The cybersecurity team begins by examining the logs of the café’s network devices and indeed finds suspicious events in the café network: the network equipment has clearly been scanned, as traffic has been directed at ports that an ordinary user would never communicate with. This is an explicit trace. The logs also reveal that the attacker has discovered the internal network address of the café’s server computer and has directed dubious but encrypted traffic at it.

No explicit traces are found directly on the server computer, and the logs appear to be intact. The cybersecurity team suspects that the attacker has cleaned up traces of the attack, and so they examine the contents of the hard drive using forensic software. They manage to recover a deleted file, which turns out to be part of a breaking-in tool. In addition, they recover an earlier version of the firewall log file, which reveals that firewall rules have been tampered with and that the log file has been replaced with a forgery to mislead forensics. These are implicit traces. The log file shows that the attacker exploited a vulnerability in the server computer’s remote management protocol to download the intrusion tool onto the machine. The attack method is thus becoming clear, but some forensic trace of its possible scope still needs to be found.

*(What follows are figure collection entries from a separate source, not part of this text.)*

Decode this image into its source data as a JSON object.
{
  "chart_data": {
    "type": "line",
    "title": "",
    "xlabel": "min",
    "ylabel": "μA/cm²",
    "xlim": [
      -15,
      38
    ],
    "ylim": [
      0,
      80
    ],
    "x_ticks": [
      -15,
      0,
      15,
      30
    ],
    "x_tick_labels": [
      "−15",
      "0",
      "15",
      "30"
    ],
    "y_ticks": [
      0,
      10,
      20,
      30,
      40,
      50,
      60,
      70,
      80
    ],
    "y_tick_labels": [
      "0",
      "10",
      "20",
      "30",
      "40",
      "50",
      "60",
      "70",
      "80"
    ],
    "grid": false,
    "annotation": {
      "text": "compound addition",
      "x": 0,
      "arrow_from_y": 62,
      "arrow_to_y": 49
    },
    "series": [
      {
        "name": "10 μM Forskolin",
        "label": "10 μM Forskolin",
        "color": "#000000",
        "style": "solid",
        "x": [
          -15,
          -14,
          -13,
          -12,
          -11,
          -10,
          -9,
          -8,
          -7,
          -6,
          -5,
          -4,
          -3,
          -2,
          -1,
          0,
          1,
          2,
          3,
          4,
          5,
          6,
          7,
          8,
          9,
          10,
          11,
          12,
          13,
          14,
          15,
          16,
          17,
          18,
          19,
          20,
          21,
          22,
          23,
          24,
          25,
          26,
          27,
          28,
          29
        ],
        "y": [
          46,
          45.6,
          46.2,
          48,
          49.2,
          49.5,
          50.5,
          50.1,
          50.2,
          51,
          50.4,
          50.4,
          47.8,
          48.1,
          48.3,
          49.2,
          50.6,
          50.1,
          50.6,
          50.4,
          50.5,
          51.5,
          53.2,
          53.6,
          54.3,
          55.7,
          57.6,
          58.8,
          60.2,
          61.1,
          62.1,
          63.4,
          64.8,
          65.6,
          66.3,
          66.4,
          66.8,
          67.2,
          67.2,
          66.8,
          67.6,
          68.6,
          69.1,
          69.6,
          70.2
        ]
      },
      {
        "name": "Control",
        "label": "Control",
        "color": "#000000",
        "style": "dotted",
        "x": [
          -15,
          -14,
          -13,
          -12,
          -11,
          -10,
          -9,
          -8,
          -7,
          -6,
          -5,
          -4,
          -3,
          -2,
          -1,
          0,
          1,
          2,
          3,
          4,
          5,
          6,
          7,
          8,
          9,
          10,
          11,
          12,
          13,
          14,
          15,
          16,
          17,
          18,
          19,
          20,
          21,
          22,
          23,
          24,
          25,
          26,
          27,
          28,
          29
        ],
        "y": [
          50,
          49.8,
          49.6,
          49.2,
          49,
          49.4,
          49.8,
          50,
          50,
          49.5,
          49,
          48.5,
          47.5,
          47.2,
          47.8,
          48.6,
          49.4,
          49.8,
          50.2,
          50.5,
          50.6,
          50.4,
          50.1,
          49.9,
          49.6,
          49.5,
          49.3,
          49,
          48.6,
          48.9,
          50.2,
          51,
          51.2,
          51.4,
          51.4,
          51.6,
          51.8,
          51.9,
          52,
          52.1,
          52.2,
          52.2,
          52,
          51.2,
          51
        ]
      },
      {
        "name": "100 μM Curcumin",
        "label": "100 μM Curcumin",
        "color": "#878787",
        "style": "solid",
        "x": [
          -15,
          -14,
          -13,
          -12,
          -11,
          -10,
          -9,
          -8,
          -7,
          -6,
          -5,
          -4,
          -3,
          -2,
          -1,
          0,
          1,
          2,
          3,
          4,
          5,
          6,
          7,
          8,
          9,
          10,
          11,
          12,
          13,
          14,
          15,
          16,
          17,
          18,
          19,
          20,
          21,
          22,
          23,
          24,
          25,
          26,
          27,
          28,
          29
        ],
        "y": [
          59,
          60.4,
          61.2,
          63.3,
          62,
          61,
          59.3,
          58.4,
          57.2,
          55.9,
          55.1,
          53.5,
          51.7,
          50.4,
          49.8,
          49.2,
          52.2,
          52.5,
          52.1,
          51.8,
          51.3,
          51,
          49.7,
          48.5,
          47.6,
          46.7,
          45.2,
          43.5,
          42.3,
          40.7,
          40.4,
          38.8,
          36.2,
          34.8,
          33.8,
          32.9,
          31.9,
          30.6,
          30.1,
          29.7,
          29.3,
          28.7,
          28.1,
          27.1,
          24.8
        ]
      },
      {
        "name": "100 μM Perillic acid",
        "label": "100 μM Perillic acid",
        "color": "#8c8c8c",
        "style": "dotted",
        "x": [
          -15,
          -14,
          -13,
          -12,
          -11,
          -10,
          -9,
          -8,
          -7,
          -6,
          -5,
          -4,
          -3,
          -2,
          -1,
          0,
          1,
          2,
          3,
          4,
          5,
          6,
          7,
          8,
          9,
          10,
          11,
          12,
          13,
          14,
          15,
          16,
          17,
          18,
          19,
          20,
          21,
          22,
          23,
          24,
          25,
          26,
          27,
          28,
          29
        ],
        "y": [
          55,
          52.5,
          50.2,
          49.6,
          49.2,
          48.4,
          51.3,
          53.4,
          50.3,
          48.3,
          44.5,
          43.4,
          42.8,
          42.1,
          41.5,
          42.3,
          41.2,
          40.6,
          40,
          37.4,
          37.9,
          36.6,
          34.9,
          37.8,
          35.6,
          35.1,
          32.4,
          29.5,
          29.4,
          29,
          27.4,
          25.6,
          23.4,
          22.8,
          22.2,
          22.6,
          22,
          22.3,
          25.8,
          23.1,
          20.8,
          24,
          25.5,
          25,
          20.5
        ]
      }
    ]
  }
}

From the network logs it is observed that soon after the attack the server machine sent a substantial amount of data over the TOR network. The volume of data is the vast majority of the total size of the data stored on the hard drive. It appears that the attacker has compressed almost the entire contents of the hard drive and transferred it over the network to their own device. It is therefore reasonable to suspect that the personal data of the café’s subscription customers has leaked into the wrong hands. In addition, the attacker now has possession of Teija’s award-winning cheesecake recipe as well as other trade secrets.

The recovered part of the intrusion program gives the cybersecurity team clues about the possible perpetrator. Using stylometry they become fairly convinced that the attack was carried out by an international megacorporation that has previously been caught spying.

Teemu and Teija have 72 hours to notify the Office of the Data Protection Ombudsman of the personal data breach, from the moment they become aware that personal data has been leaked.